Projectile Motion Calculator
Calculate horizontal range, maximum height, time of flight, and impact velocity for any projectile. Visualise the trajectory on an interactive canvas graph with step-by-step working. 100% private — runs entirely in your browser.
How Projectile Motion Works
Projectile motion describes the curved path of an object launched into the air under the influence of gravity. Once airborne, the only force acting on the projectile (ignoring air resistance) is gravity, which pulls it downward at a constant acceleration of 9.81 m/s². The object's motion can be analysed as two independent components: horizontal and vertical.
The horizontal component of velocity remains constant throughout the flight because no horizontal force acts on the projectile.

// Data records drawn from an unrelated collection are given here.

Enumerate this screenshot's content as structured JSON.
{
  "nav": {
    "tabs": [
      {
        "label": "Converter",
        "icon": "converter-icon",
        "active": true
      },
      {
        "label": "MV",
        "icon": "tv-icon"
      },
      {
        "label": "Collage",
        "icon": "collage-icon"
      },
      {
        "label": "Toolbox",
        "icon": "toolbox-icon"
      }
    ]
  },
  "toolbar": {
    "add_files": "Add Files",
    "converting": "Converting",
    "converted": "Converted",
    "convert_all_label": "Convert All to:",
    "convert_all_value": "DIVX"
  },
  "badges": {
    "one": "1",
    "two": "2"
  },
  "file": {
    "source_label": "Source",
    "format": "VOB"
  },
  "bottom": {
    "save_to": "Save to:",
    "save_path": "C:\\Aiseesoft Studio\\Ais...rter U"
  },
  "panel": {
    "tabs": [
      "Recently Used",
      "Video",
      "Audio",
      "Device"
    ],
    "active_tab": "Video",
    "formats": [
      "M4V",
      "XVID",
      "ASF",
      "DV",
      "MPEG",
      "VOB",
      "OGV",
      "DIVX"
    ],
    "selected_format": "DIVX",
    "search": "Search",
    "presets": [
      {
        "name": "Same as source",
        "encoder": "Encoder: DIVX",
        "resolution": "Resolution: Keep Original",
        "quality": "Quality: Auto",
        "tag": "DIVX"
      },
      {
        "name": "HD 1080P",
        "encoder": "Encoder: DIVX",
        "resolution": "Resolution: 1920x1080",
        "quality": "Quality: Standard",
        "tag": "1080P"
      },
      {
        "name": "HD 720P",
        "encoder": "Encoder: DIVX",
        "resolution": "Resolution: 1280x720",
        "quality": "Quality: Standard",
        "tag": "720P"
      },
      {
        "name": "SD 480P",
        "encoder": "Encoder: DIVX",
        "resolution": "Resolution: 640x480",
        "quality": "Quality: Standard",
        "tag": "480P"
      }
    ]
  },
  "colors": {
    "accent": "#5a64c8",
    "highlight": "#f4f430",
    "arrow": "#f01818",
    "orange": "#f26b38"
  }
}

The vertical component changes continuously — the object decelerates as it rises, momentarily stops at the peak, then accelerates downward. This combination of constant horizontal velocity and uniformly accelerated vertical motion produces the characteristic parabolic trajectory.
Key Projectile Motion Equations
The core equations of projectile motion break the initial velocity into horizontal and vertical components. The horizontal velocity is vx = v₀ cos(θ), and the vertical velocity at launch is vy = v₀ sin(θ), where v₀ is the initial speed and θ is the launch angle. These components let you calculate every aspect of the trajectory.
Time of flight is found by solving the vertical displacement equation: T = (v₀ sinθ + √((v₀ sinθ)² + 2gh₀)) / g. The maximum height reached is H = v₀² sin²(θ) / (2g) + h₀. The horizontal range is R = vx × T. At impact, the projectile's speed combines horizontal and vertical components: v_impact = √(vx² + vy_final²), where vy_final is found from the kinematic equation.
Factors Affecting Projectile Motion
Several factors influence how far and how high a projectile travels. The launch angle has a dramatic effect — at 45 degrees, a projectile achieves maximum range on flat ground. Angles above or below 45 degrees produce shorter ranges but with different height profiles. A 60-degree launch reaches greater height than a 30-degree launch but covers the same horizontal distance (when launched from ground level).
Initial velocity directly affects both range and height — doubling the speed quadruples the range. Initial height gives the projectile extra flight time, increasing the range. Gravity varies by location: 9.81 m/s² on Earth, 1.62 m/s² on the Moon, 3.72 m/s² on Mars. Lower gravity dramatically increases range and flight time, which is why astronauts could hit golf balls much farther on the Moon.
Real-World Projectile Examples
Projectile motion applies to countless real-world scenarios. In sports, every thrown ball, kicked football, or hit baseball follows a parabolic path. Basketball players intuitively calculate launch angles to make shots — a higher arc (around 50-55 degrees) is more forgiving than a flat shot. In military applications, artillery trajectories use these exact equations adjusted for air resistance, wind, and the Coriolis effect from Earth's rotation.
Engineers use projectile motion to design water fountains, sprinkler systems, and even ski jump ramps. Forensic scientists reconstruct bullet trajectories to solve crimes. Space agencies calculate launch windows using extended projectile equations that account for varying gravity fields. Understanding projectile motion is fundamental to physics and engineering across every discipline.